Home ÉconomieTransition énergétique : BofA, EY et State Street misent sur le secteur privé malgré Trump

Transition énergétique : BofA, EY et State Street misent sur le secteur privé malgré Trump

Londres – Au cœur de Hampton Court Palace, l’ancienne résidence d’Henri VIII, une discussion sur l’avenir de la planète et de l’économie s’est tenue cette semaine, réunissant des dirigeants d’entreprises américaines et le roi Charles III. Brian Moynihan, PDG de Bank of America, Ron O’Hanley, PDG de State Street, et Janet Truncale, PDG d’EY, étaient présents pour promouvoir les efforts du secteur privé en faveur de la transition énergétique et de la durabilité climatique.

L’initiative, lancée en 2020 par le prince Charles, alors prince de Galles, vise à accélérer la transition vers des énergies renouvelables et le nucléaire, réduisant ainsi la dépendance aux combustibles fossiles. “Sa Majesté a mis cela en place avec l’objectif de pousser le secteur privé à faire plus, plus rapidement pour la durabilité, un avenir durable pour tous”, a déclaré Moynihan. “Nous sommes une organisation dirigée par des PDG, une coalition volontaire d’individus désireux de faire avancer les choses de manière appropriée, tant dans le contexte actuel que futur.”

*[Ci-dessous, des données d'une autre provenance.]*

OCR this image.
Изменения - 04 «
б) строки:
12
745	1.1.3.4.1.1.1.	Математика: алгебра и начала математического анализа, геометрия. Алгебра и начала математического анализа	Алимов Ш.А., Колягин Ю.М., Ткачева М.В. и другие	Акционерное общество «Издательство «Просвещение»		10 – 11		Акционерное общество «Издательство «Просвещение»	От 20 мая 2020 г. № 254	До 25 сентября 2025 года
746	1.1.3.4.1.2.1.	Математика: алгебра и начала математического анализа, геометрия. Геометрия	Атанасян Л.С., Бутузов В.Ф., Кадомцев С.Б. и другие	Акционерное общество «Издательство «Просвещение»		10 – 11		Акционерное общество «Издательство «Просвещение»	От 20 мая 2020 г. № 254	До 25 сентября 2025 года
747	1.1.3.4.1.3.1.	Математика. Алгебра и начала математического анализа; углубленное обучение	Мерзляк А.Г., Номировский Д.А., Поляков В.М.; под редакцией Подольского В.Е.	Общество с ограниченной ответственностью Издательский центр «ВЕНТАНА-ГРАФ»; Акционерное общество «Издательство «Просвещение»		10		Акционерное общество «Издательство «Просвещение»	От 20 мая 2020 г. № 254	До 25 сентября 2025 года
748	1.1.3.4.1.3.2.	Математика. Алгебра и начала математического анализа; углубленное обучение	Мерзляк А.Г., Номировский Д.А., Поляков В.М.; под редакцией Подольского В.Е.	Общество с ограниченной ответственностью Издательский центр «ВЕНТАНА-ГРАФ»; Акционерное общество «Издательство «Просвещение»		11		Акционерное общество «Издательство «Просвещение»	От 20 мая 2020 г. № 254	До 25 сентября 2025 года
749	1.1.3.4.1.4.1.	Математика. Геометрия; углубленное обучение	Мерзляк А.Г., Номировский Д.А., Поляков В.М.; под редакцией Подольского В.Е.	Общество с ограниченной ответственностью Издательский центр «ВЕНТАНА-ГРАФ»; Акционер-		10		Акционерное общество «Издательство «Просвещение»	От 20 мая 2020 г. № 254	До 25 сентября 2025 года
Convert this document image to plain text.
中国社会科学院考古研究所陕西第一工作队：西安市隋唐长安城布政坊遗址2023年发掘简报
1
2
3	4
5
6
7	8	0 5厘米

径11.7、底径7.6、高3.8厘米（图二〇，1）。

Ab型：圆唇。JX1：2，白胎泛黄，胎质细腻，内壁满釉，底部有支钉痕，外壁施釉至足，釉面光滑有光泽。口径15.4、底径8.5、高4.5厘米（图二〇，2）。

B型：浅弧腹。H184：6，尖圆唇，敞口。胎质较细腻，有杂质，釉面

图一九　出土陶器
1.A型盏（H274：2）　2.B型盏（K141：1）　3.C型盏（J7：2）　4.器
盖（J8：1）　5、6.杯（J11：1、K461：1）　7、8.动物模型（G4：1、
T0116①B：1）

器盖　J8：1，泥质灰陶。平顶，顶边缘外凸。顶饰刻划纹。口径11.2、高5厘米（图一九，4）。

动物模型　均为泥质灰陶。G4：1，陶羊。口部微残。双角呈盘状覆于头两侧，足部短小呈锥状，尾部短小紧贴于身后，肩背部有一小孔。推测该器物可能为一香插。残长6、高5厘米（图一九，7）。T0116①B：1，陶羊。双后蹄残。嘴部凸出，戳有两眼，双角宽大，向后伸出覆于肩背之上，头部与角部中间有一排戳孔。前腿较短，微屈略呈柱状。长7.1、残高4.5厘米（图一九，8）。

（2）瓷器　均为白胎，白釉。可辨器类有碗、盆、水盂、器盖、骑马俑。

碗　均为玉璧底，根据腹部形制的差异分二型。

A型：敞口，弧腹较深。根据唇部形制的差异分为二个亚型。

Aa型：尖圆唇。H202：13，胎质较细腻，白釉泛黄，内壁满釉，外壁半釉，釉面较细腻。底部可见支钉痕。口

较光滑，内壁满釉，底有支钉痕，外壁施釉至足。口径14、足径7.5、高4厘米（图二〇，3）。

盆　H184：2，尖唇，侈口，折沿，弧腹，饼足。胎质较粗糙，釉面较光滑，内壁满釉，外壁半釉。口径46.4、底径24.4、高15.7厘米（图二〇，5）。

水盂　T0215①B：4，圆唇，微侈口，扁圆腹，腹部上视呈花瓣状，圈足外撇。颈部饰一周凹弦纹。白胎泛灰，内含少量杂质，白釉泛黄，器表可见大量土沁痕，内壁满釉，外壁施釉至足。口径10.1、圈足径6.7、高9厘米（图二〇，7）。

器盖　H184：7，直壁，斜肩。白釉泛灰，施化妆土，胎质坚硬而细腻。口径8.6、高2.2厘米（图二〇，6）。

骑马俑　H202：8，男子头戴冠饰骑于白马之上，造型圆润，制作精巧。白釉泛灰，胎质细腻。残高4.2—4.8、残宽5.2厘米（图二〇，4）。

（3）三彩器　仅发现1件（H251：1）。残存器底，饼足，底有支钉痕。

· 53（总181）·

Cette mobilisation intervient alors que l’administration américaine, sous la présidence de Donald Trump, a adopté une position plus sceptique envers les accords climatiques internationaux et a même accusé Bank of America de “débancariser” des groupes conservateurs, allégation démentie par la banque.

Malgré ce contexte politique, Bank of America maintient le cap. Bien qu’elle se soit retirée de l’alliance Net Zero Banking de l’ONU en 2025, aux côtés de JP Morgan et Citi, la banque affirme rester engagée à accompagner ses clients dans la transition énergétique. “Le secteur privé est essentiel à cela”, a souligné Moynihan. “Comme nous l’avons dit dès le début : si vous voulez que cela se fasse, le secteur privé doit le piloter – il dispose de l’argent, de l’innovation, des techniques et du savoir-faire.”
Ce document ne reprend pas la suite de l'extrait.